Many people mistakenly mix up product development and product management. However, product management is actually just one aspect of the work that makes up your overall product development cycle.
Some companies think of ‘product development’ as the work done by developers, engineers, and quality assurance, however true product development covers the overall process of taking a design from concept to market, involving the input of many teams across a company, including:
- Product Management
- Product Marketing
- Project Management
- Testing and Quality Assurance
Each of these areas plays an important role in the process of defining, designing, prototyping, testing and delivering a final product.
Agile product development is an alternative version of regular product development, which includes all of the same steps but with the addition of agile software development principles added in. These principles include factors such as rapid iteration based on user feedback.
An agile framework can shorten the time from brainstorming and design through to a product launch, since it allows a product team to push out versions of the product much faster with fewer updates and improvements. This is achieved by engaging actual users more efficiently throughout the process.
A product roadmap is an important part of your product development strategy as it allows you to prioritise, summarise and capture the key objectives and themes of your concept. This roadmap should convey your product’s themes while also establishing the steps to take your design through to market readiness and is therefore best presented visually.

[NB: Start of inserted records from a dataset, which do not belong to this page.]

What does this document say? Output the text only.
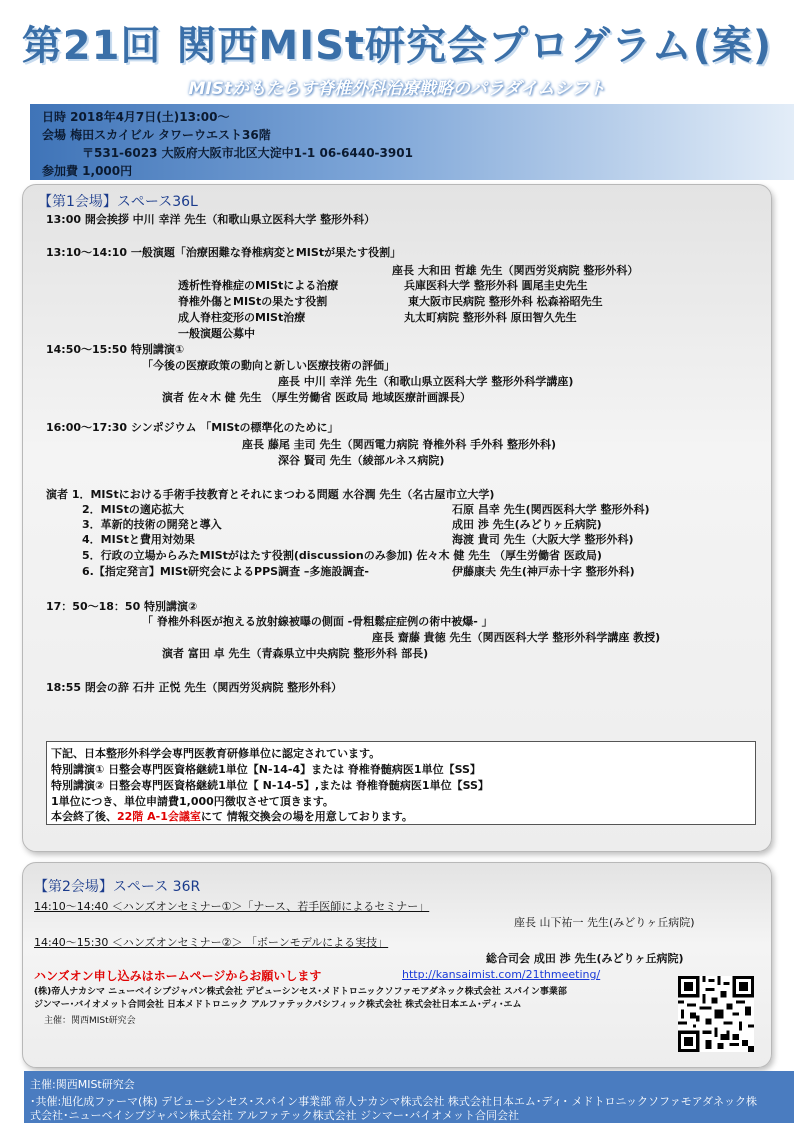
第21回 関西MISt研究会プログラム(案)
MIStがもたらす脊椎外科治療戦略のパラダイムシフト
日時 2018年4月7日(土)13:00～
会場 梅田スカイビル タワーウエスト36階
〒531-6023 大阪府大阪市北区大淀中1-1 06-6440-3901
参加費 1,000円
【第1会場】スペース36L
13:00 開会挨拶 中川 幸洋 先生（和歌山県立医科大学 整形外科）
13:10～14:10 一般演題「治療困難な脊椎病変とMIStが果たす役割」
座長 大和田 哲雄 先生（関西労災病院 整形外科）
透析性脊椎症のMIStによる治療	兵庫医科大学 整形外科 圓尾圭史先生
脊椎外傷とMIStの果たす役割	東大阪市民病院 整形外科 松森裕昭先生
成人脊柱変形のMISt治療	丸太町病院 整形外科 原田智久先生
一般演題公募中
14:50～15:50 特別講演①
「今後の医療政策の動向と新しい医療技術の評価」
座長 中川 幸洋 先生（和歌山県立医科大学 整形外科学講座)
演者 佐々木 健 先生 （厚生労働省 医政局 地域医療計画課長）
16:00～17:30 シンポジウム 「MIStの標準化のために」
座長 藤尾 圭司 先生（関西電力病院 脊椎外科 手外科 整形外科)
深谷 賢司 先生（綾部ルネス病院)
演者 1．MIStにおける手術手技教育とそれにまつわる問題 水谷潤 先生（名古屋市立大学)
2．MIStの適応拡大	石原 昌幸 先生(関西医科大学 整形外科)
3．革新的技術の開発と導入	成田 渉 先生(みどりヶ丘病院)
4．MIStと費用対効果	海渡 貴司 先生（大阪大学 整形外科)
5．行政の立場からみたMIStがはたす役割(discussionのみ参加) 佐々木 健 先生 （厚生労働省 医政局)
6.【指定発言】MISt研究会によるPPS調査 –多施設調査-	伊藤康夫 先生(神戸赤十字 整形外科)
17：50～18：50 特別講演②
「 脊椎外科医が抱える放射線被曝の側面 -骨粗鬆症症例の術中被爆- 」
座長 齋藤 貴徳 先生（関西医科大学 整形外科学講座 教授)
演者 富田 卓 先生（青森県立中央病院 整形外科 部長)
18:55 閉会の辞 石井 正悦 先生（関西労災病院 整形外科）
下記、日本整形外科学会専門医教育研修単位に認定されています。
特別講演① 日整会専門医資格継続1単位【N-14-4】または 脊椎脊髄病医1単位【SS】
特別講演② 日整会専門医資格継続1単位【 N-14-5】,または 脊椎脊髄病医1単位【SS】
1単位につき、単位申請費1,000円徴収させて頂きます。
本会終了後、22階 A-1会議室にて 情報交換会の場を用意しております。
【第2会場】スペース 36R
14:10～14:40 ＜ハンズオンセミナー①＞「ナース、若手医師によるセミナー」
座長 山下祐一 先生(みどりヶ丘病院)
14:40～15:30 ＜ハンズオンセミナー②＞ 「ボーンモデルによる実技」
総合司会 成田 渉 先生(みどりヶ丘病院)
ハンズオン申し込みはホームページからお願いします	http://kansaimist.com/21thmeeting/
(株)帝人ナカシマ ニューベイシブジャパン株式会社 デピューシンセス･メドトロニックソファモアダネック株式会社 スパイン事業部
ジンマー･バイオメット合同会社 日本メドトロニック アルファテックパシフィック株式会社 株式会社日本エム･ディ･エム
主催：関西MISt研究会
主催:関西MISt研究会
･共催:旭化成ファーマ(株) デピューシンセス･スパイン事業部 帝人ナカシマ株式会社 株式会社日本エム･ディ･ メドトロニックソファモアダネック株
式会社･ニューベイシブジャパン株式会社 アルファテック株式会社 ジンマー･バイオメット合同会社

While your product roadmap can change over time, a visual roadmap offers two key benefits to developers:
1. Ease of Reference
A visual representation of your roadmap allows for ease of reference for your team. Being able to see the high-level objectives can help keep things on track and make sure you address the priorities for your project. The more visual your roadmap is, the easier it is to understand, as opposed to using a spreadsheet of ‘to-do’ items with no real structure.
2. Gain Buy-In
A visual roadmap makes it easier to gain buy-in from executives and other key stakeholders. A compelling presentation of the goals of your product can aid product development and investment, making it worth spending some time to leverage the best advantage possible through your roadmap.
Product development offers advantages for everybody across all levels of your product design, testing, manufacturing, marketing and sales teams. It makes sure your product is viable and that the process stays on track throughout. This also offers benefits for customers as it ensures your product aligns with their needs and pricing demands, in turn meaning that you have a saleable product too.
Almost any product will have undergone some level of product development. This is particularly true for new and innovative items but can equally apply to some more unexpected examples, for example, by a fast food company to create a new burger.
The process is particularly important where large sums of money are at stake or where there could be a detrimental impact on the environment or health from a deficient product. Whether it is the device you are reading this FA on or the kettle you used to make your morning cup of tea, there is a good chance that product development was an important part of the process.
The development process can also be scaled up to entire projects, covering several smaller aspects to create a larger final product such as a wind turbine or aeroplane.